Haller's memories of his youth - and especially of Dogtown - are the center of a book he has written and published himself called "The Prince of Dogtown."

"Everyone's a prince in Dogtown, but I've got the copyright," he said with a laugh.

Haller said his book is "all true, except for some of the names I changed to protect the author."

The cover of the book states it is "a story of a young man ... growing up west of the West End and south of the Elephant House in St. Louis."

Haller will be at a "meet the author" evening at the Machacek Branch of the St. Louis Public Library at 7:30 p.m. March 15. The branch is at 6424 Scanlan Ave. at Watson Road. He also will sign (and sell) books in front of his home March 17, when he expects to draw buyers from those visiting Dogtown for the Ancient Order of Hibernians' St. Patrick's Day parade and other festivities.

After living in Soulard and parts of the county, Haller said he returned to his childhood neighborhood in the mid 1970s "for the ambience" and because he had inherited part of the four-family flat he now occupies.

He worked as a teacher, social worker, investigator and horse-shoer before he turned his attention to full-time writing and the book he said he had in his head for 20 years. Haller spent two years writing it, another year trying to find a publisher, then decided to "put my money where my word processor was" and publish it himself.

"Dogtowners always find a way," he said.

Haller said some of his fondest memories are of Dewey School and "the character of the people of Dogtown."

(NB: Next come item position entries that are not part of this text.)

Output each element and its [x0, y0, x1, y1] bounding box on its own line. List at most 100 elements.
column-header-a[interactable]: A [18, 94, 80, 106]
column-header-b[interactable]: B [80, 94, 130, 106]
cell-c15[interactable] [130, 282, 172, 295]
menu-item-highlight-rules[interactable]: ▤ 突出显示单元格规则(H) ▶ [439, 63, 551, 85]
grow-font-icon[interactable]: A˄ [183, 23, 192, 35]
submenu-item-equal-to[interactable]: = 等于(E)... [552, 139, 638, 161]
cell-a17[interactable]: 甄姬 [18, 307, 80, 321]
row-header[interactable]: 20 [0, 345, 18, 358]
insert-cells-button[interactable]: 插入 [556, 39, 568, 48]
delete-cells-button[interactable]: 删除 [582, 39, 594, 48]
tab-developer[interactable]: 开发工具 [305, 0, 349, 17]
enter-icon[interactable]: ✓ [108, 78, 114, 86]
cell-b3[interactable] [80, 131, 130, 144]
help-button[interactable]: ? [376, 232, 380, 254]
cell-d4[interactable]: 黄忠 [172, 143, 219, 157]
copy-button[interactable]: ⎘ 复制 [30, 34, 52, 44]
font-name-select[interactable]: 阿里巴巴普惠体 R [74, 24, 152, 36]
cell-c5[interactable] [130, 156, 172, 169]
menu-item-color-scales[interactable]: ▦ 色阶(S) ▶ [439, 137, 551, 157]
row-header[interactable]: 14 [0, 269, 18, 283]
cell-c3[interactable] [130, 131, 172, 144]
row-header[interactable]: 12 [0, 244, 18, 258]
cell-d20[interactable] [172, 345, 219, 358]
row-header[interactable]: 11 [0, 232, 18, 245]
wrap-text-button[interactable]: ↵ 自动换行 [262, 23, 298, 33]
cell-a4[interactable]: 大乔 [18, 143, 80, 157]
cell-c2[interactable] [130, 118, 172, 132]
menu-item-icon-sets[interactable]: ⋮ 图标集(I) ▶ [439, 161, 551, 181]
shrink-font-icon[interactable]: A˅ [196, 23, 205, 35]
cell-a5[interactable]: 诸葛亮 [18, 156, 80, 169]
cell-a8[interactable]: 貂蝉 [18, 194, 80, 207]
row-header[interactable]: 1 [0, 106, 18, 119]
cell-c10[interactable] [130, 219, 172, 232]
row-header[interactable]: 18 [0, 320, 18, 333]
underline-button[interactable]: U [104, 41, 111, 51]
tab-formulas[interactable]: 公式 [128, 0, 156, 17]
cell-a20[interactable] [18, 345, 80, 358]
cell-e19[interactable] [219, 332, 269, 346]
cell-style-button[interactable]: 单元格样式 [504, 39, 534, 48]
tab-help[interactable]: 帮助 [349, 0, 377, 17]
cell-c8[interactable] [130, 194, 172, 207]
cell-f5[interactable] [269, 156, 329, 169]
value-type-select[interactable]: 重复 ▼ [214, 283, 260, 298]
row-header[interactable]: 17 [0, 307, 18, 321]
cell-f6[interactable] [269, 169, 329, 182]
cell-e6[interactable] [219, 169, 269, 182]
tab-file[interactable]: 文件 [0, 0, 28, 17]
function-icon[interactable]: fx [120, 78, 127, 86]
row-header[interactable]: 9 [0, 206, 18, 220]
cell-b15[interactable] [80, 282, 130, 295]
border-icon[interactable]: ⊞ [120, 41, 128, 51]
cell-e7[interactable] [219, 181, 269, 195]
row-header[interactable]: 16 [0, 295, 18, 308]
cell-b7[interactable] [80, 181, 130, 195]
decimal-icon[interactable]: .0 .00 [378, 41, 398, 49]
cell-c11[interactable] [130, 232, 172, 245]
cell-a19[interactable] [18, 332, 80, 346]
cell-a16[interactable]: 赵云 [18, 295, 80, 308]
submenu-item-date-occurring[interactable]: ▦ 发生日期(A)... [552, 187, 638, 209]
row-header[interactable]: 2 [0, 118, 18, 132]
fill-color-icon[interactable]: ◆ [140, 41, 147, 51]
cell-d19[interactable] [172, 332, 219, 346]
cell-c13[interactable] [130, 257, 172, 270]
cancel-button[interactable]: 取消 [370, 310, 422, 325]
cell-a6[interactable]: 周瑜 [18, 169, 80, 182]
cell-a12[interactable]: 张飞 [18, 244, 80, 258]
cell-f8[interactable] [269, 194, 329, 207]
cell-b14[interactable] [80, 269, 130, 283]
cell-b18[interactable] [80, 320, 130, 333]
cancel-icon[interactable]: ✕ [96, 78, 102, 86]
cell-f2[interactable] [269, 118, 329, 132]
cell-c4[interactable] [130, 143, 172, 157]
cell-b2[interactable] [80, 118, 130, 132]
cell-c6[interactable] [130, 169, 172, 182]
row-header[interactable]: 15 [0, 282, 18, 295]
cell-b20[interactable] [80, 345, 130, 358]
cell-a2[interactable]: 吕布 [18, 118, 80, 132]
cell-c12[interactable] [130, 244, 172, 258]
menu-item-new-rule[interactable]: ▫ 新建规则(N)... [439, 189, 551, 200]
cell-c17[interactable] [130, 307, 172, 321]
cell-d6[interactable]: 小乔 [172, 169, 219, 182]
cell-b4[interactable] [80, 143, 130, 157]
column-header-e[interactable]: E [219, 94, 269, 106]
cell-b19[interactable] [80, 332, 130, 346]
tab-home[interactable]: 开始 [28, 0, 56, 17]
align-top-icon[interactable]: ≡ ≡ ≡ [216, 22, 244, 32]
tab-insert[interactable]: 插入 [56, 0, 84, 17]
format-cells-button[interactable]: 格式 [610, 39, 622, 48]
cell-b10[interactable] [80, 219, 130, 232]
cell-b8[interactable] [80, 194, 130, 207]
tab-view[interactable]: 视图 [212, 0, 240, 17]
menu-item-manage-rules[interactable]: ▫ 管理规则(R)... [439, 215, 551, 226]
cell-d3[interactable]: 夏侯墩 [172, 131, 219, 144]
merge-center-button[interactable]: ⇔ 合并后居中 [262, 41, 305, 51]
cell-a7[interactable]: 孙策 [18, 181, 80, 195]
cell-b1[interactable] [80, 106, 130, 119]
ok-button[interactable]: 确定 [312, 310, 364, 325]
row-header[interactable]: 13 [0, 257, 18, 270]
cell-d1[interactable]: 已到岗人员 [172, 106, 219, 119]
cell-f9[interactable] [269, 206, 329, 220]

He explains Dogtowners thus: "Some people walk down the street like they think they own it. A Dogtowner walks down the street, and he doesn't care who owns it."

In Dogtown, he says, "It's important not to be hoity-toity. That's an important work in Dogtown. If you drive a BMW and you act like it, that's hoity-toity. It's OK to drive one; it's not OK to act like you do."

Haller said one of his favorite passages in his book is a description of him sitting in front of the bakery and feeling that it was "full of light and warmth and people, and was no evil in the world."

Now he sits in front of the building just north of the bakery and plays his guitar "to the people that are going to lunch at the upscale places we now have here that there's more to life than an $800 suit."

"The Prince of Dogtown” is available at Leftbank Books, Paul's Books and O'Brien's Dogtown Package Liquor (also located at the intersection Haller calls the center of the universe.)